Are 2010 Red Sox One of the Game's Good Teams? The Red Sox are back where they started, back to .500 for the first time in more than three weeks.

In many ways, they hit Baltimore on Friday with a clean slate. They are a team still in desperate need of an identity, a team that is certainly not completely on track yet, but with the first month almost over, they still have their heads above water.
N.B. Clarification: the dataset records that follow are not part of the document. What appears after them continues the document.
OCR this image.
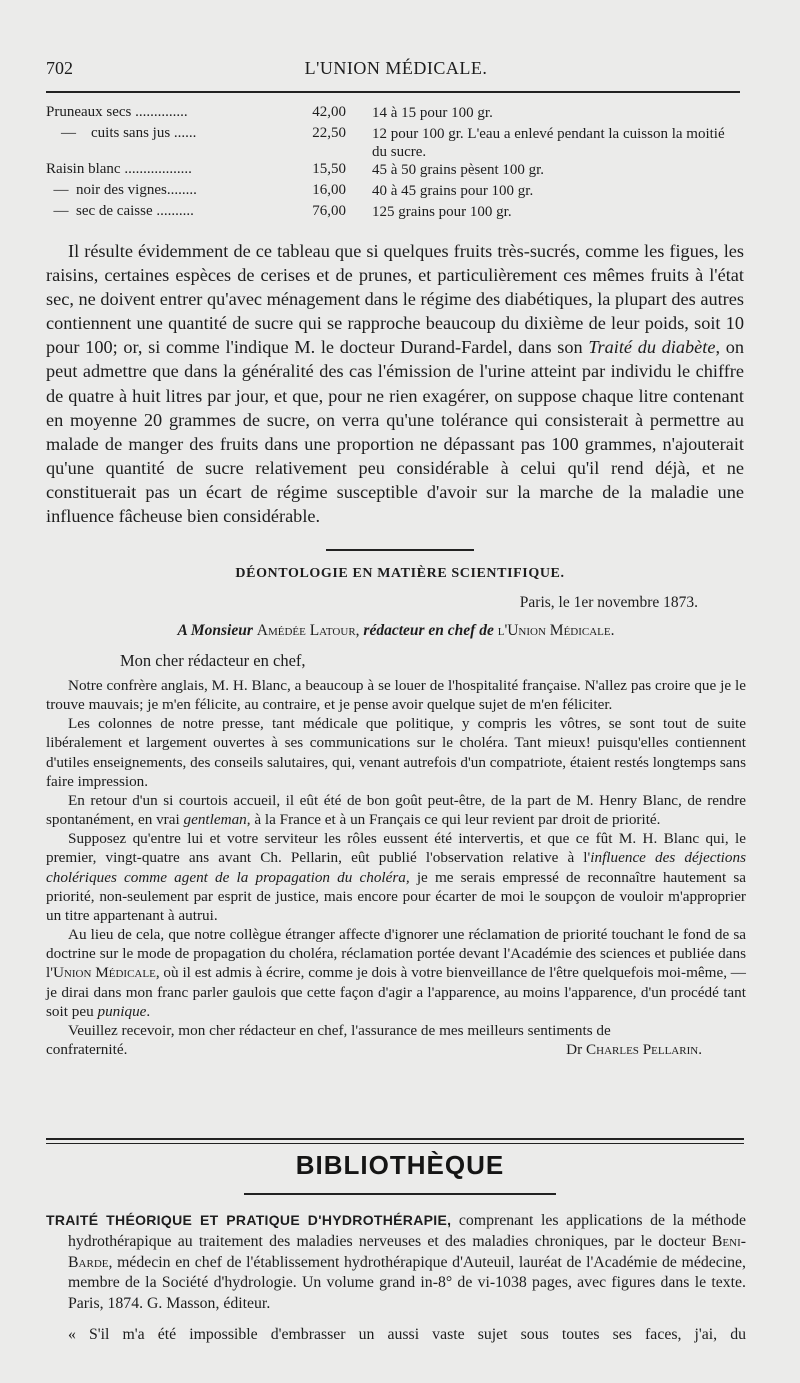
702	L'UNION MÉDICALE.
Pruneaux secs ..............	42,00 14 à 15 pour 100 gr.
—    cuits sans jus ......	22,50 12 pour 100 gr. L'eau a enlevé pendant la cuisson la moitié du sucre.
Raisin blanc ..................	15,50 45 à 50 grains pèsent 100 gr.
—  noir des vignes........	16,00 40 à 45 grains pour 100 gr.
—  sec de caisse ..........	76,00 125 grains pour 100 gr.

Il résulte évidemment de ce tableau que si quelques fruits très-sucrés, comme les figues, les raisins, certaines espèces de cerises et de prunes, et particulièrement ces mêmes fruits à l'état sec, ne doivent entrer qu'avec ménagement dans le régime des diabétiques, la plupart des autres contiennent une quantité de sucre qui se rapproche beaucoup du dixième de leur poids, soit 10 pour 100; or, si comme l'indique M. le docteur Durand-Fardel, dans son Traité du diabète, on peut admettre que dans la généralité des cas l'émission de l'urine atteint par individu le chiffre de quatre à huit litres par jour, et que, pour ne rien exagérer, on suppose chaque litre contenant en moyenne 20 grammes de sucre, on verra qu'une tolérance qui consisterait à permettre au malade de manger des fruits dans une proportion ne dépassant pas 100 grammes, n'ajouterait qu'une quantité de sucre relativement peu considérable à celui qu'il rend déjà, et ne constituerait pas un écart de régime susceptible d'avoir sur la marche de la maladie une influence fâcheuse bien considérable.

DÉONTOLOGIE EN MATIÈRE SCIENTIFIQUE.
Paris, le 1er novembre 1873.
A Monsieur Amédée Latour, rédacteur en chef de l'Union Médicale.
Mon cher rédacteur en chef,

Notre confrère anglais, M. H. Blanc, a beaucoup à se louer de l'hospitalité française. N'allez pas croire que je le trouve mauvais; je m'en félicite, au contraire, et je pense avoir quelque sujet de m'en féliciter.

Les colonnes de notre presse, tant médicale que politique, y compris les vôtres, se sont tout de suite libéralement et largement ouvertes à ses communications sur le choléra. Tant mieux! puisqu'elles contiennent d'utiles enseignements, des conseils salutaires, qui, venant autrefois d'un compatriote, étaient restés longtemps sans faire impression.

En retour d'un si courtois accueil, il eût été de bon goût peut-être, de la part de M. Henry Blanc, de rendre spontanément, en vrai gentleman, à la France et à un Français ce qui leur revient par droit de priorité.

Supposez qu'entre lui et votre serviteur les rôles eussent été intervertis, et que ce fût M. H. Blanc qui, le premier, vingt-quatre ans avant Ch. Pellarin, eût publié l'observation relative à l'influence des déjections cholériques comme agent de la propagation du choléra, je me serais empressé de reconnaître hautement sa priorité, non-seulement par esprit de justice, mais encore pour écarter de moi le soupçon de vouloir m'approprier un titre appartenant à autrui.

Au lieu de cela, que notre collègue étranger affecte d'ignorer une réclamation de priorité touchant le fond de sa doctrine sur le mode de propagation du choléra, réclamation portée devant l'Académie des sciences et publiée dans l'Union Médicale, où il est admis à écrire, comme je dois à votre bienveillance de l'être quelquefois moi-même, — je dirai dans mon franc parler gaulois que cette façon d'agir a l'apparence, au moins l'apparence, d'un procédé tant soit peu punique.

Veuillez recevoir, mon cher rédacteur en chef, l'assurance de mes meilleurs sentiments de

confraternité.	Dr Charles Pellarin.
BIBLIOTHÈQUE

TRAITÉ THÉORIQUE ET PRATIQUE D'HYDROTHÉRAPIE, comprenant les applications de la méthode hydrothérapique au traitement des maladies nerveuses et des maladies chroniques, par le docteur Beni-Barde, médecin en chef de l'établissement hydrothérapique d'Auteuil, lauréat de l'Académie de médecine, membre de la Société d'hydrologie. Un volume grand in-8° de vi-1038 pages, avec figures dans le texte. Paris, 1874. G. Masson, éditeur.

« S'il m'a été impossible d'embrasser un aussi vaste sujet sous toutes ses faces, j'ai, du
Three wins in Toronto won't make a season. The Blue Jays are a bad team, and the Sox should beat them. In fact, they should beat them by more than one or two runs. In the spring of 2010, nothing has come easy for Boston's boys of summer, so they will gladly take these grind-it-out wins and move on.
 
The Blue Jays aren't the only bad team in baseball. Not by a long shot. The question is, are the 2010 Red Sox one of the game's good teams? This is a franchise that expects to be among baseball's elite every season, and to do that they’re going to have to beef up their record during the weaker stretches of this 162-game schedule.
 
They are in the midst of one of those stretches right now. After recording the first sweep of the season in Toronto, the Red Sox play the next three games in Baltimore against the Orioles, the team with the worst record in baseball. 
 
Three of Boston’s first four series were against the Yankees, Twins, and Rays. The Red Sox dropped all three series, losing eight of the 11 games against those teams. It left them 4-9 on Patriots’ Day, the team’s worst start since 1996.
 
That’s why this was, in many ways, a critical road trip for the team. If the Red Sox don't take at least two out of three in Baltimore, they'll be back below .500 with some of the game's top teams lining up to face them.  Here's a look at the schedule in the 24 days after this weekend's set at Camden Yards:
 
May 3-6  vs. Los Angeles Angels of Anaheim
May 7-9  vs. New York Yankees
May 10-12 vs. Toronto Blue Jays
May 14-16  at Detroit Tigers
May 17-18  at New York Yankees
May 19-20  vs. Minnesota Twins
May 21-23  at Philadelphia Phillies
May 24-26 at Tampa Bay Rays
 
That's 23 games in 24 days, with all but three of them against teams with a winning record. Take out that one series with Toronto, and the combined record of the other teams on the schedule is 30 games over .500.
 
It'll be a very tough test, a stretch of more than three weeks that will have the Red Sox going up against some of the best teams — and best pitching — in baseball. Not a good time to be trying to figure out what kind of team you are. This is supposed to be a team with top-flight pitching, and it has been for the past two nights thanks to Clay Buchholz and Jon Lester. Now, Josh Beckett and John Lackey have to follow suit. And Daisuke Matsuzaka has to show that 2008 was no fluke.
 
Come Monday, we'll be asking how the Red Sox stack up against the Angels and Yankees and Twins and Rays. First, the Sox have to answer a few other questions. 

Will the rotation live up to the hype? 

What's wrong with Hideki Okajima

Is Manny Delcarmen all the way back? 

Can the Red Sox get consistent offensive results?
 
Baltimore is a great place to figure those things out. The Orioles are a long way from being a good team.  This weekend shouldn't be a test — it should be three days of cramming for the real test that lies ahead.